Interpretive Summary: Lipids in the blood, such as high-density lipoprotein, or "good" cholesterol (HDL-C,) influence cardiovascular disease risk. An individual's HDL-C concentration reflects a combination of genetic, dietary and other lifestyle factors. For example, although higher dietary fat will often increase HDL-C, in those with a mutation in hepatic lipase (LIPC,) higher fat is associated with lower HDL-C concentration, which is unfavorable. Support for this gene-diet interaction comes from observational studies, but a higher level of evidence would be provided by a dietary intervention trial. We therefore investigated the LIPC-diet interaction in Caribbean Hispanic individuals using a cross-over intervention design that supplied both a high fat Western diet and a low-fat traditional Hispanic diet. We did not detect a gene-diet interaction according to strict statistical criteria, but we did observe a difference in the HDL-C response to diet that was based on genotype. Briefly, in people lacking the LIPC variant, HDL-C increased in those consuming the high-fat diet, but in those carrying the LIPC variant, the high fat diet did not alter HDL-C. In other words, a high fat diet was neither beneficial nor detrimental to HDL-C in people carrying the LIPC variant. We hypothesize that other factors, such as body weight and insulin resistance, could have influenced HDL-C concentration and made it more difficult to detect a statistically significant gene-diet interaction. This evidence of genetic modulation of dietary responses may inform optimal and personalized dietary fat advice and reinforces the importance of studying genetic markers in diet and cardio-metabolic health.

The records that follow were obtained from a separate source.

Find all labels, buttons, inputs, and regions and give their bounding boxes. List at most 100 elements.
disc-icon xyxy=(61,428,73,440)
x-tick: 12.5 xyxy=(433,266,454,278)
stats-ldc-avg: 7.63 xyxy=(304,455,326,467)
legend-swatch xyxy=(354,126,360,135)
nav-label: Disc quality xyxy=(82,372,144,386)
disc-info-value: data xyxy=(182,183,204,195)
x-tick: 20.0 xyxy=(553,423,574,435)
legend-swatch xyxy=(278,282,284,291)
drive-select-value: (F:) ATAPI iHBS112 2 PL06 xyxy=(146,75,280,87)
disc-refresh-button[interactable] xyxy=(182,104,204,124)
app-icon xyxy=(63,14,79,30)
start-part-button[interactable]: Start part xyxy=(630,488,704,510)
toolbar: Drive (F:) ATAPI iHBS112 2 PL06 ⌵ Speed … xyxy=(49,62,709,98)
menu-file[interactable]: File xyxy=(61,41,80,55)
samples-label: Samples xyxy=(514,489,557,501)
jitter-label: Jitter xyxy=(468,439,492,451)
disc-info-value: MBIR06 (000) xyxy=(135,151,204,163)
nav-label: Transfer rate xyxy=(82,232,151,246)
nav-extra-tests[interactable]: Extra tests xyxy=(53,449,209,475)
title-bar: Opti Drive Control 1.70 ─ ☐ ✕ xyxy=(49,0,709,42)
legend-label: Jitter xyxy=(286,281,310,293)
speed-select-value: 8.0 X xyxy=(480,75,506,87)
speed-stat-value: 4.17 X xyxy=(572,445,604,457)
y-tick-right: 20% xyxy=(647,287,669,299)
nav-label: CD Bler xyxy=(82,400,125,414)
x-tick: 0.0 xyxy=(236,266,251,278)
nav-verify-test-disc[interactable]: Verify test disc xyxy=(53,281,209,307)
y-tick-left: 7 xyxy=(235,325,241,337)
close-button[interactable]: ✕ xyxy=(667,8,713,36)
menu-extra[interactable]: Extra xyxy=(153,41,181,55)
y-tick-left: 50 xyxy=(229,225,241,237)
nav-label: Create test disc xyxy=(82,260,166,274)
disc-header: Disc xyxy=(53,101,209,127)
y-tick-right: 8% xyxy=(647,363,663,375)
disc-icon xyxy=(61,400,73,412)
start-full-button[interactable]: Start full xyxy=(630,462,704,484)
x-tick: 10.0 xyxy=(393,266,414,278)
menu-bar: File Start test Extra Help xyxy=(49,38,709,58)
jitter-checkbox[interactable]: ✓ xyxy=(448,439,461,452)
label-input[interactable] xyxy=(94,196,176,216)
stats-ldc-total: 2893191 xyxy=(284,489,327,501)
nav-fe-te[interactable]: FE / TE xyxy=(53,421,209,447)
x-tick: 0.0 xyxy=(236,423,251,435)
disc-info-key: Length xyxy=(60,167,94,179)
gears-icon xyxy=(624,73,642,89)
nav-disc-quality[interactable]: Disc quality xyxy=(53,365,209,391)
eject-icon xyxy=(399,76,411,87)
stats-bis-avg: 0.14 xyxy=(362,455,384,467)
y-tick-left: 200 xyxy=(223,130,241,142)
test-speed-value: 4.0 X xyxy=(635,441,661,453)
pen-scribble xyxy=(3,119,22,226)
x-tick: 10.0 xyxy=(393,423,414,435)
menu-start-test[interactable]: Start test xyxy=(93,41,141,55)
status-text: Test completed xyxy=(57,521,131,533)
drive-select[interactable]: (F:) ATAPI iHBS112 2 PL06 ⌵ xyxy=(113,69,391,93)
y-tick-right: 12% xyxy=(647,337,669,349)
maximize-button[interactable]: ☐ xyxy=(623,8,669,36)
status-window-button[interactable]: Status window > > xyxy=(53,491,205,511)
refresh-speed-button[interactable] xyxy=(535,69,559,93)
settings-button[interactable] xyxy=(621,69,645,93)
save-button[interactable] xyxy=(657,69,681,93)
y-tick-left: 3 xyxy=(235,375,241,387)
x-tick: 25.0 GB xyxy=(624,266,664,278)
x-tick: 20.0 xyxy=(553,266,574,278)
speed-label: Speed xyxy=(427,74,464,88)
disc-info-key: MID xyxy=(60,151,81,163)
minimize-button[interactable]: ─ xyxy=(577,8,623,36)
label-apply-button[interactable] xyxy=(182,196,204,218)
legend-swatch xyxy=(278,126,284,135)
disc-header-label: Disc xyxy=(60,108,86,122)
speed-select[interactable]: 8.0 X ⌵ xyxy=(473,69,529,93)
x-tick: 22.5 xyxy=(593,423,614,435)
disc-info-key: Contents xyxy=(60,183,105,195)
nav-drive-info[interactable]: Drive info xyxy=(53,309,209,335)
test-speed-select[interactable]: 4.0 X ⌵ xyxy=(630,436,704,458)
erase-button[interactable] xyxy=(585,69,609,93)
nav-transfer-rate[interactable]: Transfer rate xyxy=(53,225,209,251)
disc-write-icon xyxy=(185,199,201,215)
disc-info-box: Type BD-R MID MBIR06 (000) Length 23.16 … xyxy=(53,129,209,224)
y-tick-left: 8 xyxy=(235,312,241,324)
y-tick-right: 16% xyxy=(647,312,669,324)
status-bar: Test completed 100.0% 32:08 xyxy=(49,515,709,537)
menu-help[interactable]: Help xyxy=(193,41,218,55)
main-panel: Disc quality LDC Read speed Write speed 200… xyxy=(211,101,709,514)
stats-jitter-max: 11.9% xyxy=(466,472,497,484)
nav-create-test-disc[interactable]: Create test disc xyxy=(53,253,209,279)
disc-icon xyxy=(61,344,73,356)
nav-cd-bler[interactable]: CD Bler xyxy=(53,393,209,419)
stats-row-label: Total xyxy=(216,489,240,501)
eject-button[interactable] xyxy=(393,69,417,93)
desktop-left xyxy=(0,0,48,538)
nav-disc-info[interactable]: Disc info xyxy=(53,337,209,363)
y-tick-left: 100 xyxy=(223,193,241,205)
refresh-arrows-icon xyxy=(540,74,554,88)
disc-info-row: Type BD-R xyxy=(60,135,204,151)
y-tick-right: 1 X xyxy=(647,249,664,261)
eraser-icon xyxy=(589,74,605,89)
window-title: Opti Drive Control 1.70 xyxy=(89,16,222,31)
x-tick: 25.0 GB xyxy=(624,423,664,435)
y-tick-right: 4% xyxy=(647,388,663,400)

Technical Abstract: The hepatic lipase (LIPC) locus is a well-established determinant of high-density lipoprotein cholesterol (HDL-C), an association that is modified by dietary fat in observational studies. Dietary interventions are lacking. Methods and Results: We investigated dietary modulation of LIPC rs1800588 (-514 C/T) for lipids and glucose using a randomized cross-over design comparing a high-fat Western diet and a low-fat traditional Hispanic diet in Caribbean Hispanics (n=42; 4 weeks/phase). No significant gene-diet interactions were observed for HDL-C. However, differences in dietary response according to LIPC genotype were observed. In major allele carriers (CC/CT), HDL-C(mmol/L) was higher following the Western diet compared to the Hispanic diet: (Phase 1 (Western:1.3+/-0.04; Hispanic:1.1+/-0.04; P=0.0005). Phase 2 (Western:1.4+/-0.03; Hispanic:1.2+/-0.03; P=0.0003). In contrast, HDL-C in TT individuals did not differ by diet. Only major allele carriers benefited from the higher fat diet for HDL-C. Secondarily, we explored dietary fat quality and rs1800588 for HDL-C and triglyceride (TG) in a Boston Puerto Rican Health Study (BPRHS) subset matched for diabetes and obesity status (subset n=384). In the BPRHS, saturated fat was unfavorably associated with HDL-C and TG in rs1800588 TT carriers. Conclusion: LIPC rs1800588 appears to modify lipids in the context of dietary fat. This new evidence of genetic modulation of dietary responses may inform optimal and personalized dietary fat advice, and reinforces the importance of studying genetic markers in diet and cardio-metabolic health.